Reforma Agrária e Soberania Alimentar
A alta do preço dos alimentos tem chamado a atenção para os temas da Reforma Agrária e Soberania Alimentar. Dados da FAO indicam que 43 milhões de pessoas no Brasil vivem sob insegurança alimentar, um aumento de 10% nos últimos 3 anos. Fica evidente que é necessária a distribuição de terra dos grandes latifúndios para as trabalhadoras e os trabalhadores da agricultura para que haja alimento barato, diversificado e saudável na mesa do povo. O MST, por exemplo, tem mostrado, com a sua campanha de solidariedade, que já doou mais de 3,4 mil toneladas de alimentos para comunidades pobres, como é possível produzir e vender barato alimentos em grandes quantidades e sem a influência nefasta do mercado internacional globalizado.
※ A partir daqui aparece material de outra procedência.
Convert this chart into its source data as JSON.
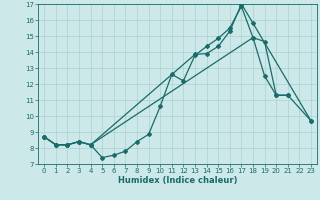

O latifúndio avança com as suas monoculturas para exportação, com o uso de agrotóxicos e transgênicos, cada vez menos proibidos, mesmo os muito perigosos, expulsando e assassinando pequenos agricultores, povos indígenas e comunidades das florestas e derrubando áreas de vegetação nativa, que são locais de grande biodiversidade. Tudo isso para o seu lucro que não é revertido de nenhuma forma para a sociedade, nem em impostos, nem em empregos. As grandes queimadas, cada vez mais comuns na Amazônia, no Cerrado e no Pantanal, são perpetradas pelos latifundiários, atrás de mais áreas para as monoculturas e pecuária, e apoiadas por Bolsonaro, contribuindo de forma descarada para o aquecimento global. O programa federal de Reforma Agrária está totalmente negligenciado – ainda no governo Dilma ele foi colocado dentro de um caixão e Temer e agora Bolsonaro terminaram de enterrar.
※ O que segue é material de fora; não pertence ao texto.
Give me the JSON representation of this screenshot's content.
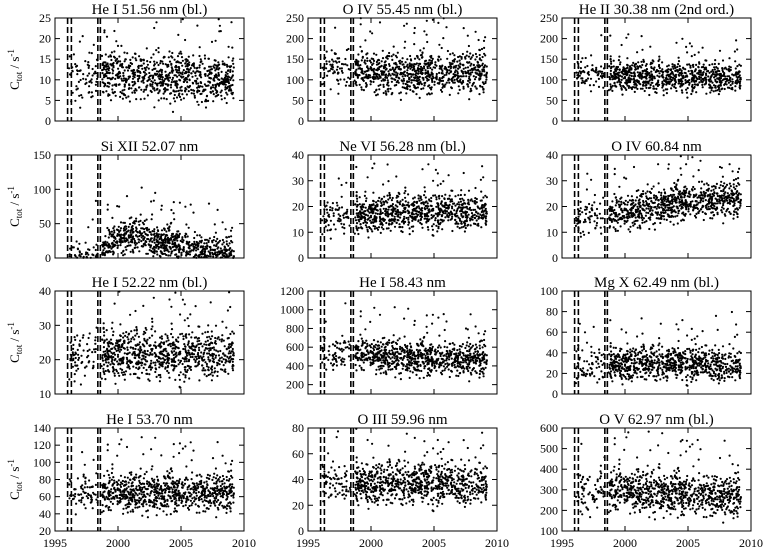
{
  "chart_data": [
    {
      "type": "scatter",
      "title": "He I 51.56 nm (bl.)",
      "ylabel": "C_tot / s^-1",
      "ylim": [
        0,
        25
      ],
      "yticks": [
        0,
        5,
        10,
        15,
        20,
        25
      ],
      "xlim": [
        1995,
        2010
      ],
      "xticks": [
        1995,
        2000,
        2005,
        2010
      ],
      "dashed_x": [
        1996.0,
        1996.3,
        1998.4,
        1998.6
      ],
      "trend_x": [
        1996.1,
        2000,
        2004,
        2009
      ],
      "trend_y": [
        10.5,
        11,
        10.5,
        10.5
      ],
      "spread": 2.8
    },
    {
      "type": "scatter",
      "title": "O IV 55.45 nm (bl.)",
      "ylabel": "",
      "ylim": [
        0,
        250
      ],
      "yticks": [
        0,
        50,
        100,
        150,
        200,
        250
      ],
      "xlim": [
        1995,
        2010
      ],
      "xticks": [
        1995,
        2000,
        2005,
        2010
      ],
      "dashed_x": [
        1996.0,
        1996.3,
        1998.4,
        1998.6
      ],
      "trend_x": [
        1996.1,
        2000,
        2004,
        2009
      ],
      "trend_y": [
        130,
        120,
        115,
        120
      ],
      "spread": 25
    },
    {
      "type": "scatter",
      "title": "He II 30.38 nm (2nd ord.)",
      "ylabel": "",
      "ylim": [
        0,
        250
      ],
      "yticks": [
        0,
        50,
        100,
        150,
        200,
        250
      ],
      "xlim": [
        1995,
        2010
      ],
      "xticks": [
        1995,
        2000,
        2005,
        2010
      ],
      "dashed_x": [
        1996.0,
        1996.3,
        1998.4,
        1998.6
      ],
      "trend_x": [
        1996.1,
        2000,
        2004,
        2009
      ],
      "trend_y": [
        115,
        110,
        105,
        105
      ],
      "spread": 18
    },
    {
      "type": "scatter",
      "title": "Si XII 52.07 nm",
      "ylabel": "C_tot / s^-1",
      "ylim": [
        0,
        150
      ],
      "yticks": [
        0,
        50,
        100,
        150
      ],
      "xlim": [
        1995,
        2010
      ],
      "xticks": [
        1995,
        2000,
        2005,
        2010
      ],
      "dashed_x": [
        1996.0,
        1996.3,
        1998.4,
        1998.6
      ],
      "trend_x": [
        1996.1,
        1998.5,
        2000,
        2001.5,
        2003,
        2005,
        2007,
        2009
      ],
      "trend_y": [
        3,
        5,
        30,
        35,
        25,
        18,
        8,
        4
      ],
      "spread": 12
    },
    {
      "type": "scatter",
      "title": "Ne VI 56.28 nm (bl.)",
      "ylabel": "",
      "ylim": [
        0,
        40
      ],
      "yticks": [
        0,
        10,
        20,
        30,
        40
      ],
      "xlim": [
        1995,
        2010
      ],
      "xticks": [
        1995,
        2000,
        2005,
        2010
      ],
      "dashed_x": [
        1996.0,
        1996.3,
        1998.4,
        1998.6
      ],
      "trend_x": [
        1996.1,
        2000,
        2004,
        2009
      ],
      "trend_y": [
        16,
        17,
        18,
        18
      ],
      "spread": 3.5
    },
    {
      "type": "scatter",
      "title": "O IV 60.84 nm",
      "ylabel": "",
      "ylim": [
        0,
        40
      ],
      "yticks": [
        0,
        10,
        20,
        30,
        40
      ],
      "xlim": [
        1995,
        2010
      ],
      "xticks": [
        1995,
        2000,
        2005,
        2010
      ],
      "dashed_x": [
        1996.0,
        1996.3,
        1998.4,
        1998.6
      ],
      "trend_x": [
        1996.1,
        1998.5,
        2002,
        2005,
        2009
      ],
      "trend_y": [
        16,
        16,
        20,
        22,
        23
      ],
      "spread": 3.5
    },
    {
      "type": "scatter",
      "title": "He I 52.22 nm (bl.)",
      "ylabel": "C_tot / s^-1",
      "ylim": [
        10,
        40
      ],
      "yticks": [
        10,
        20,
        30,
        40
      ],
      "xlim": [
        1995,
        2010
      ],
      "xticks": [
        1995,
        2000,
        2005,
        2010
      ],
      "dashed_x": [
        1996.0,
        1996.3,
        1998.4,
        1998.6
      ],
      "trend_x": [
        1996.1,
        2000,
        2004,
        2009
      ],
      "trend_y": [
        21,
        22,
        21,
        22
      ],
      "spread": 3.5
    },
    {
      "type": "scatter",
      "title": "He I 58.43 nm",
      "ylabel": "",
      "ylim": [
        100,
        1200
      ],
      "yticks": [
        200,
        400,
        600,
        800,
        1000,
        1200
      ],
      "xlim": [
        1995,
        2010
      ],
      "xticks": [
        1995,
        2000,
        2005,
        2010
      ],
      "dashed_x": [
        1996.0,
        1996.3,
        1998.4,
        1998.6
      ],
      "trend_x": [
        1996.1,
        2000,
        2004,
        2009
      ],
      "trend_y": [
        540,
        520,
        480,
        470
      ],
      "spread": 90
    },
    {
      "type": "scatter",
      "title": "Mg X 62.49 nm (bl.)",
      "ylabel": "",
      "ylim": [
        0,
        100
      ],
      "yticks": [
        0,
        20,
        40,
        60,
        80,
        100
      ],
      "xlim": [
        1995,
        2010
      ],
      "xticks": [
        1995,
        2000,
        2005,
        2010
      ],
      "dashed_x": [
        1996.0,
        1996.3,
        1998.4,
        1998.6
      ],
      "trend_x": [
        1996.1,
        2000,
        2004,
        2009
      ],
      "trend_y": [
        27,
        30,
        30,
        27
      ],
      "spread": 8
    },
    {
      "type": "scatter",
      "title": "He I 53.70 nm",
      "ylabel": "C_tot / s^-1",
      "ylim": [
        20,
        140
      ],
      "yticks": [
        20,
        40,
        60,
        80,
        100,
        120,
        140
      ],
      "xlim": [
        1995,
        2010
      ],
      "xticks": [
        1995,
        2000,
        2005,
        2010
      ],
      "dashed_x": [
        1996.0,
        1996.3,
        1998.4,
        1998.6
      ],
      "trend_x": [
        1996.1,
        2000,
        2004,
        2009
      ],
      "trend_y": [
        63,
        65,
        65,
        65
      ],
      "spread": 11
    },
    {
      "type": "scatter",
      "title": "O III 59.96 nm",
      "ylabel": "",
      "ylim": [
        0,
        80
      ],
      "yticks": [
        0,
        20,
        40,
        60,
        80
      ],
      "xlim": [
        1995,
        2010
      ],
      "xticks": [
        1995,
        2000,
        2005,
        2010
      ],
      "dashed_x": [
        1996.0,
        1996.3,
        1998.4,
        1998.6
      ],
      "trend_x": [
        1996.1,
        2000,
        2004,
        2009
      ],
      "trend_y": [
        34,
        38,
        37,
        36
      ],
      "spread": 8
    },
    {
      "type": "scatter",
      "title": "O V 62.97 nm (bl.)",
      "ylabel": "",
      "ylim": [
        100,
        600
      ],
      "yticks": [
        100,
        200,
        300,
        400,
        500,
        600
      ],
      "xlim": [
        1995,
        2010
      ],
      "xticks": [
        1995,
        2000,
        2005,
        2010
      ],
      "dashed_x": [
        1996.0,
        1996.3,
        1998.4,
        1998.6
      ],
      "trend_x": [
        1996.1,
        2000,
        2004,
        2009
      ],
      "trend_y": [
        280,
        300,
        280,
        270
      ],
      "spread": 50
    }
  ]
}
Não resta outra alternativa para a classe trabalhadora a luta de resistência. Os movimentos do campo, como o MST, o MAB, o FNL, o Terra Livre e tantas outras bandeiras espalhadas pelo país, grandes e pequenas, o movimento indígena e os sindicatos rurais devem estar unidos a toda a classe trabalhadora da cidade para reivindicar a distribuição das terras para plantar alimentos e outros produtos de forma ecológica, em harmonia com a biodiversidade e a diversidade cultural dos povos. Apenas com Reforma Agrária, teremos Soberania Alimentar, ou seja, o povo ter acesso a alimentos baratos, diversificados e saudáveis, sem estar reféns do mercado. A luta da classe trabalhadora pode construir uma sociedade socialista, em que todas e todos têm direito ao trabalho e à alimentação digna, com um meio ambiente preservado e saudável, em que possamos planejar democraticamente o que e quanto produzir e circular e livre das crises causadas pelo capital, para que se desenvolvam todas as capacidades humanas!
- Controle dos preços dos alimentos!
- Controle dos mercados de exportação, primeiro a necessidade do povo!
- Planejamento na produção e estocamento dos produtos alimentares, para que não fiquem à mercê dos mercados!
- Reforma agrária radical sob controle dos trabalhadores! Expropriação do latifúndio e do agronegócio!
- Por um mundo sem cercas e com acesso soberano à alimentação, à terra e aos bens comuns!